Property Rights After Horne
ABSTRACT: This Article analyzes the Supreme Court’s 2015 decision in Horne v. Department of Agriculture, which extended to personal property rules regarding “physical takings” previously applicable only to real property. It considers how the majority and other opinions in Horne relate to substantive and procedural issues in regulatory takings jurisprudence. In particular, the Article asserts that Horne, in tandem with the Court’s 2013 decision in Koontz v. St. Johns County Water Management District, may be a basis for rectifying problems resulting from complexities emanating from Penn Central Transportation Co. v. City of New York and other takings doctrines.
In Horne v. Department of Agriculture,1 the U. S. Supreme Court held that government appropriation of personal property violates the Fifth Amendment’s Takings Clause.2 As Chief Justice Roberts pithily noted for the Court, “The Government has a categorical duty to pay just compensation when it takes your car, just as when it takes your house.”3 While that basic principle apparently enjoyed unanimous support,4 the Court’s opinion broke no other ground. Taken together, the Justices’ four opinions revisited troubled aspects of the Court’s takings jurisprudence and presaged its need to revisit fundamental issues long unresolved.
This Article analyzes Horne in the context of possible future developments in takings law. It asserts that, in conjunction with other recent property rights cases, Horne demonstrates the Court’s enhanced receptivity to arguments that takings jurisprudence has become too encrusted with procedural snares and is too conceptually convoluted.

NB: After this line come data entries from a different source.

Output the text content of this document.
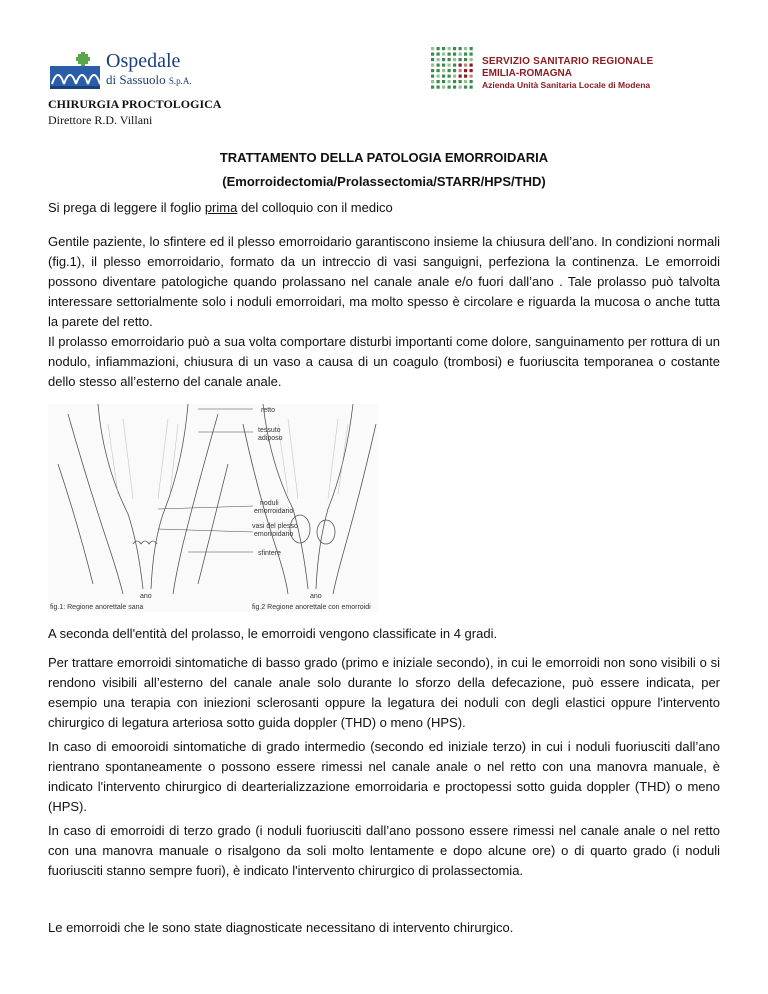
Ospedale
di Sassuolo S.p.A.
SERVIZIO SANITARIO REGIONALE
EMILIA-ROMAGNA
Azienda Unità Sanitaria Locale di Modena
CHIRURGIA PROCTOLOGICA
Direttore R.D. Villani
TRATTAMENTO DELLA PATOLOGIA EMORROIDARIA
(Emorroidectomia/Prolassectomia/STARR/HPS/THD)

Si prega di leggere il foglio prima del colloquio con il medico

Gentile paziente, lo sfintere ed il plesso emorroidario garantiscono insieme la chiusura dell’ano. In condizioni normali (fig.1), il plesso emorroidario, formato da un intreccio di vasi sanguigni, perfeziona la continenza. Le emorroidi possono diventare patologiche quando prolassano nel canale anale e/o fuori dall’ano . Tale prolasso può talvolta interessare settorialmente solo i noduli emorroidari, ma molto spesso è circolare e riguarda la mucosa o anche tutta la parete del retto.

Il prolasso emorroidario può a sua volta comportare disturbi importanti come dolore, sanguinamento per rottura di un nodulo, infiammazioni, chiusura di un vaso a causa di un coagulo (trombosi) e fuoriuscita temporanea o costante dello stesso all’esterno del canale anale.

retto
tessuto
adiposo
noduli
emorroidario
vasi del plesso
emorroidario
sfintere
ano	ano
fig.1: Regione anorettale sana	fig.2 Regione anorettale con emorroidi

A seconda dell'entità del prolasso, le emorroidi vengono classificate in 4 gradi.

Per trattare emorroidi sintomatiche di basso grado (primo e iniziale secondo), in cui le emorroidi non sono visibili o si rendono visibili all’esterno del canale anale solo durante lo sforzo della defecazione, può essere indicata, per esempio una terapia con iniezioni sclerosanti oppure la legatura dei noduli con degli elastici oppure l'intervento chirurgico di legatura arteriosa sotto guida doppler (THD) o meno (HPS).

In caso di emooroidi sintomatiche di grado intermedio (secondo ed iniziale terzo) in cui i noduli fuoriusciti dall’ano rientrano spontaneamente o possono essere rimessi nel canale anale o nel retto con una manovra manuale, è indicato l'intervento chirurgico di dearterializzazione emorroidaria e proctopessi sotto guida doppler (THD) o meno (HPS).

In caso di emorroidi di terzo grado (i noduli fuoriusciti dall’ano possono essere rimessi nel canale anale o nel retto con una manovra manuale o risalgono da soli molto lentamente e dopo alcune ore) o di quarto grado (i noduli fuoriusciti stanno sempre fuori), è indicato l'intervento chirurgico di prolassectomia.

Le emorroidi che le sono state diagnosticate necessitano di intervento chirurgico.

While Horne applied the Court’s precedents, distinguishing physical from regulatory takings to personal property, I assert that its ultimate importance for both takings and unconstitutional exactions law might be in decreasing reliance upon rigid multi-factor tests and multi-pronged analysis and increasing faithfulness to the Court’s admonition in Armstrong v. United States5 that, “The Fifth Amendment’s guarantee that private property shall not be taken for a public use without just compensation was designed to bar Government from forcing some people alone to bear public burdens which, in all fairness and justice, should be borne by the public as a whole.”